Der Beitrag „Vom Dokumentationssystem zur Versorgungsplattform – Warum integrierte Versorgung eine neue digitale Architektur braucht“ beschreibt, welche Rolle digitale Infrastruktur für eine integrierte und populationsorientierte Versorgung spielt. Ausgangspunkt ist die Beobachtung, dass Praxisinformationssysteme heute vor allem der Dokumentation der erbrachten Leistungen dienen – Diagnosen, Kontakte oder Abrechnungen werden erfasst, der Blick richtet sich jedoch primär in die Vergangenheit. Für integrierte Versorgung reicht diese Funktion nicht aus. Stattdessen braucht es digitale Systeme, die Versorgung aktiv steuern und koordinieren können.

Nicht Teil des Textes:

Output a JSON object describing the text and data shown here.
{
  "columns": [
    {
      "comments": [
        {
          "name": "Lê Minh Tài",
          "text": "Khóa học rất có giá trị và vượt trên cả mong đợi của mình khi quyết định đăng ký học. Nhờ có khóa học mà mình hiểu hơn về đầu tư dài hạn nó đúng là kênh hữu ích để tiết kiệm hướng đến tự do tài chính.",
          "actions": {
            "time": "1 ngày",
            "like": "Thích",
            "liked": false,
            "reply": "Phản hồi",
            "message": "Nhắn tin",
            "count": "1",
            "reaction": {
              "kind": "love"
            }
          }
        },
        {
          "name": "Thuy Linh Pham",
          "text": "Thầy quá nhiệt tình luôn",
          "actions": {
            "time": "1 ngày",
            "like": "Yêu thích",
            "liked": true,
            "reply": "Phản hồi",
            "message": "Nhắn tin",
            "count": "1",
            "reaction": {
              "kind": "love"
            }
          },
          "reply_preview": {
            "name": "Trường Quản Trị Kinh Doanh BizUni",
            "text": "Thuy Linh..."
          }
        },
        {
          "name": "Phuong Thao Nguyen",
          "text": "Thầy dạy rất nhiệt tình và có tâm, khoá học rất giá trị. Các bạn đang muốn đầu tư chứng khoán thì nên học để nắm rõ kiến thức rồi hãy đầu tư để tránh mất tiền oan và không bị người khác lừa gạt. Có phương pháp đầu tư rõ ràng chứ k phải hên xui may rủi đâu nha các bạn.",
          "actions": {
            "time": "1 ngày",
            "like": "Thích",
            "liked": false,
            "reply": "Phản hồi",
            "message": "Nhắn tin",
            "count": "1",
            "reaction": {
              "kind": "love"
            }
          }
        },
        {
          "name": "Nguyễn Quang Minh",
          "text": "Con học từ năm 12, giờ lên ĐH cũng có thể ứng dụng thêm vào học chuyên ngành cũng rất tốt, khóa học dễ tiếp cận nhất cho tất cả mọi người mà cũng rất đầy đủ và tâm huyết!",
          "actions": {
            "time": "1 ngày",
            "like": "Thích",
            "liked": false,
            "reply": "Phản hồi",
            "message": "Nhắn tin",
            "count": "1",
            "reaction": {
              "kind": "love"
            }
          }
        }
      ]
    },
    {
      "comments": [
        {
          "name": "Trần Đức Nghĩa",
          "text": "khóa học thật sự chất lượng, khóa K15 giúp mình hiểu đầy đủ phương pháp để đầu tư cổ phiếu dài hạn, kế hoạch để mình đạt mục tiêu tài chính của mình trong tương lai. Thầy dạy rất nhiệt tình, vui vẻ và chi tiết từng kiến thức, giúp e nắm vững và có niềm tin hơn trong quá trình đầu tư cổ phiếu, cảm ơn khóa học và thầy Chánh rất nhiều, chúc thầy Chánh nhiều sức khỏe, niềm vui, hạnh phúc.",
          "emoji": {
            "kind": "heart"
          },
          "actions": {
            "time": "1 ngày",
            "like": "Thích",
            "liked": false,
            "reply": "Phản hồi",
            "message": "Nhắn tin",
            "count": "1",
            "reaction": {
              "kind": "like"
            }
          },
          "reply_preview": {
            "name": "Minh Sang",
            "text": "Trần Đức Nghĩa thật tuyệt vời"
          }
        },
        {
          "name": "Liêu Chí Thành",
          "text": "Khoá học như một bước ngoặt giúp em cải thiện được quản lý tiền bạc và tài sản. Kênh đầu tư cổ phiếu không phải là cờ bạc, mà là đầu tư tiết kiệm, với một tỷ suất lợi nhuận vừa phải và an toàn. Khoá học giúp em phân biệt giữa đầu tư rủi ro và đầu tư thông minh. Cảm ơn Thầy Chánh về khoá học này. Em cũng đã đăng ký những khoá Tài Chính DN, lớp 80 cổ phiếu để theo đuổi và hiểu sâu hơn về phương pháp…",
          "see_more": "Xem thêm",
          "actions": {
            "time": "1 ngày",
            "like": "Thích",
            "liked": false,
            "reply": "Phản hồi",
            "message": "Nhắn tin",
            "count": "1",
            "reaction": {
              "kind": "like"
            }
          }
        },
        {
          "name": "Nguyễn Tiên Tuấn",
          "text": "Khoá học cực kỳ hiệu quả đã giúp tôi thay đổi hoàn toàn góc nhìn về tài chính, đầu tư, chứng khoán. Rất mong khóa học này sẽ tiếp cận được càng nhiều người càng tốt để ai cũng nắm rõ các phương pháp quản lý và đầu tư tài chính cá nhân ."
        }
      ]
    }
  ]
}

Der Autor beschreibt den notwendigen Entwicklungsschritt von einem reinen Dokumentationssystem hin zu einer Versorgungsplattform. Eine solche Plattform beantwortet nicht nur die Frage „Was wurde gemacht?“, sondern auch: Wer benötigt welche Versorgung, wann sind welche Massnahmen notwendig und wurden diese umgesetzt? Damit wird Digitalisierung zu einem Instrument der Versorgungssteuerung. Systeme müssen Versorgungssituationen erkennen, Prozesse auslösen, Verantwortlichkeiten abbilden und Rückmeldungen verarbeiten können.
Zentral für diese Weiterentwicklung sind Register und eine strukturierte Datenbasis. Register ermöglichen es, Patientengruppen mit bestimmten Erkrankungen oder Risikoprofilen systematisch zu identifizieren und gezielt zu betreuen. Auf dieser Grundlage können regelbasierte Workflows, Fristenlogiken und Eskalationsmechanismen eingerichtet werden. Erst durch die Kombination von strukturierten Daten, Registerlogik, klar definierten Workflows und kontinuierlicher Messung von Ergebnissen wird Versorgung messbar, lernfähig und skalierbar.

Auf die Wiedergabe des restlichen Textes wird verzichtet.